Introduction¶
The Intact command line tool allows users to run a variety of physics simulations over assemblies of different geometry types. These simulations are configured with a json file. We generally refer to one of these simulations as a scenario. Code examples that are meant to be run in a shell are prefixed with $. For example
$ intact --help
will produce output that looks like:
$ intact --help
A command line interface for Intact
For more information, the user manual can be found at:
https://intact-solutions.com/intact_docs/
Usage:
Intact [OPTION...]
-h, --help Print program usage
--build-info Print report about current build, then exit
--version Print the software version
-s, --scenario arg Scenario json file
-f, --fields arg Fields to sample (if empty, all available
fields will be sampled). Comma delimited.
-o, --output arg Output directory. The default it the
directory of the scenario file.
--skip-sample Skip the sampling step of the solver.

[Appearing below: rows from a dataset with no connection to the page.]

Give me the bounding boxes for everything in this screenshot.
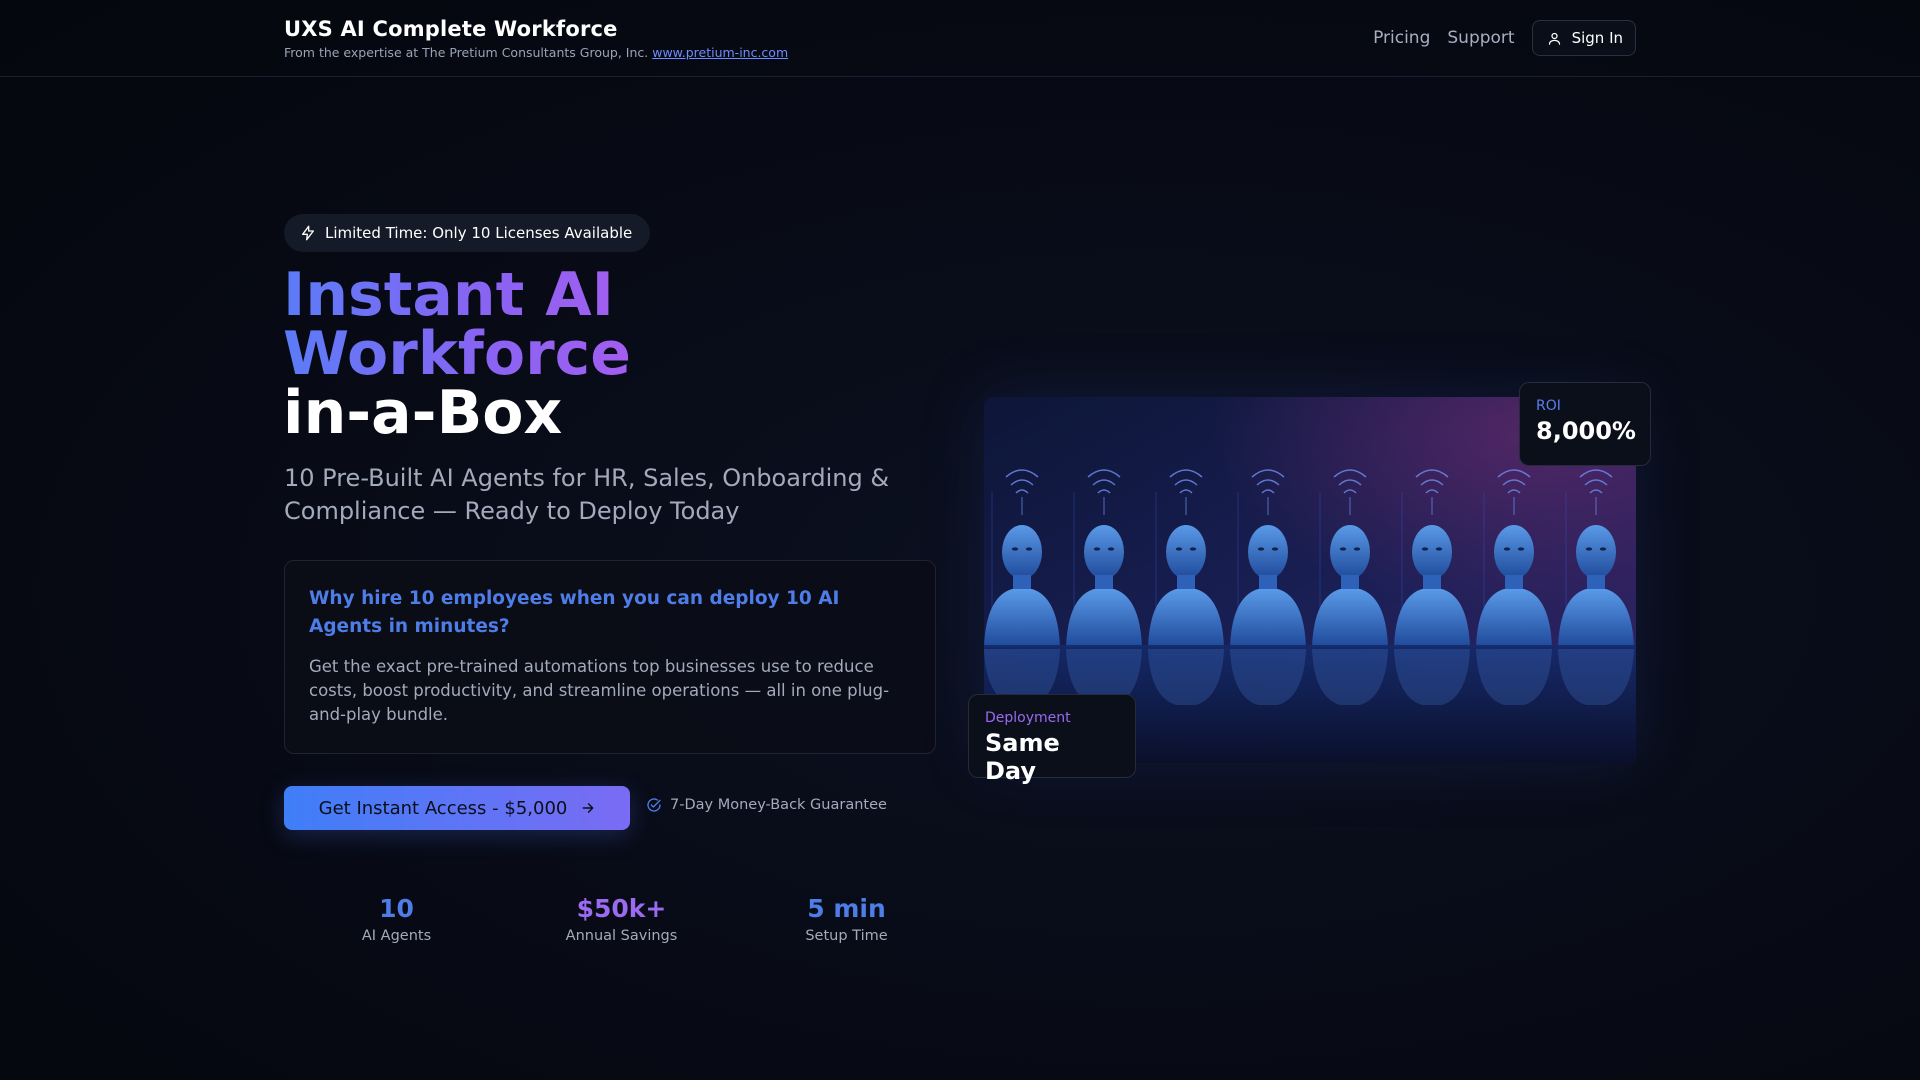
stat-value: 10 xyxy=(379,894,414,923)
brand-title: UXS AI Complete Workforce xyxy=(284,17,618,41)
brand-subtitle: From the expertise at The Pretium Consul… xyxy=(284,45,788,60)
card-question: Why hire 10 employees when you can deplo… xyxy=(309,588,840,637)
guarantee-text: 7-Day Money-Back Guarantee xyxy=(670,797,887,813)
stat-item: $50k+ Annual Savings xyxy=(509,893,734,944)
arrow-right-icon xyxy=(582,803,594,813)
hero-title-line-3: in-a-Box xyxy=(283,378,563,448)
stat-label: Annual Savings xyxy=(565,928,678,944)
deployment-value: Same Day xyxy=(985,729,1060,785)
check-circle-icon xyxy=(647,798,661,812)
stat-value: $50k+ xyxy=(576,894,667,923)
brand-subtitle-text: From the expertise at The Pretium Consul… xyxy=(284,45,649,60)
hero-title: Instant AI Workforce in-a-Box xyxy=(283,265,631,448)
badge-text: Limited Time: Only 10 Licenses Available xyxy=(325,224,633,242)
brand-website-link[interactable]: www.pretium-inc.com xyxy=(652,45,788,60)
sign-in-label: Sign In xyxy=(1571,29,1623,47)
nav-support-link[interactable]: Support xyxy=(1447,28,1514,48)
cta-label: Get Instant Access - $5,000 xyxy=(318,797,568,819)
hero-title-line-1: Instant AI xyxy=(283,265,631,325)
stats-row: 10 AI Agents $50k+ Annual Savings 5 min … xyxy=(284,893,960,944)
stat-label: Setup Time xyxy=(805,928,888,944)
card-answer: Get the exact pre-trained automations to… xyxy=(309,657,890,724)
roi-card: ROI 8,000% xyxy=(1519,382,1651,466)
stat-label: AI Agents xyxy=(361,928,432,944)
user-icon xyxy=(1548,32,1560,45)
hero-subtitle: 10 Pre-Built AI Agents for HR, Sales, On… xyxy=(284,464,890,525)
site-header: UXS AI Complete Workforce From the exper… xyxy=(0,0,1920,77)
nav-pricing-link[interactable]: Pricing xyxy=(1373,28,1430,48)
deployment-label: Deployment xyxy=(985,710,1071,726)
stat-item: 10 AI Agents xyxy=(284,893,509,944)
hero-title-line-2: Workforce xyxy=(283,319,631,389)
stat-item: 5 min Setup Time xyxy=(734,893,959,944)
stat-value: 5 min xyxy=(807,894,886,923)
top-nav: Pricing Support Sign In xyxy=(1373,20,1636,56)
lightning-icon xyxy=(302,225,314,241)
value-proposition-card: Why hire 10 employees when you can deplo… xyxy=(284,560,936,754)
roi-label: ROI xyxy=(1536,398,1561,414)
brand: UXS AI Complete Workforce From the exper… xyxy=(284,17,788,60)
get-instant-access-button[interactable]: Get Instant Access - $5,000 xyxy=(284,786,630,830)
deployment-card: Deployment Same Day xyxy=(968,694,1136,785)
sign-in-button[interactable]: Sign In xyxy=(1531,20,1636,56)
limited-time-badge: Limited Time: Only 10 Licenses Available xyxy=(284,214,651,252)
money-back-guarantee: 7-Day Money-Back Guarantee xyxy=(646,797,887,813)
roi-value: 8,000% xyxy=(1536,417,1636,445)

--json-output Output the sampled results in JSON format
(VTK is the default output).
--tempdir Make a temporary directory for output
--scenario-name arg Prefix for output files, defaults to
scenario file name
--load-solution-file Load a cached solution file/s
--logdir arg Path to the log file. Default value is
current working directory.
--logname arg If not specified, log will not be put in a
file
--save-solution Save the scenario solution in vtk format
--refinement-level arg Refinement ratio w.r.t. assembly bounding
box. If not present, no refinement is
performed.
-v, --verbosity arg Verbosity level, run with --help for more
information
--define-version Software version
--license-check Check license validity.
--seats-available Print the number of available seats to
stdout.
Aside from the syntax for paths, this documentation applies to builds of the intact tool on all operating systems. All officially supported features are documented here, though the build provided may have additional functionality.
In addition, this manual should be bundled with example simulation files. We advise looking at those as a companion to the material described here.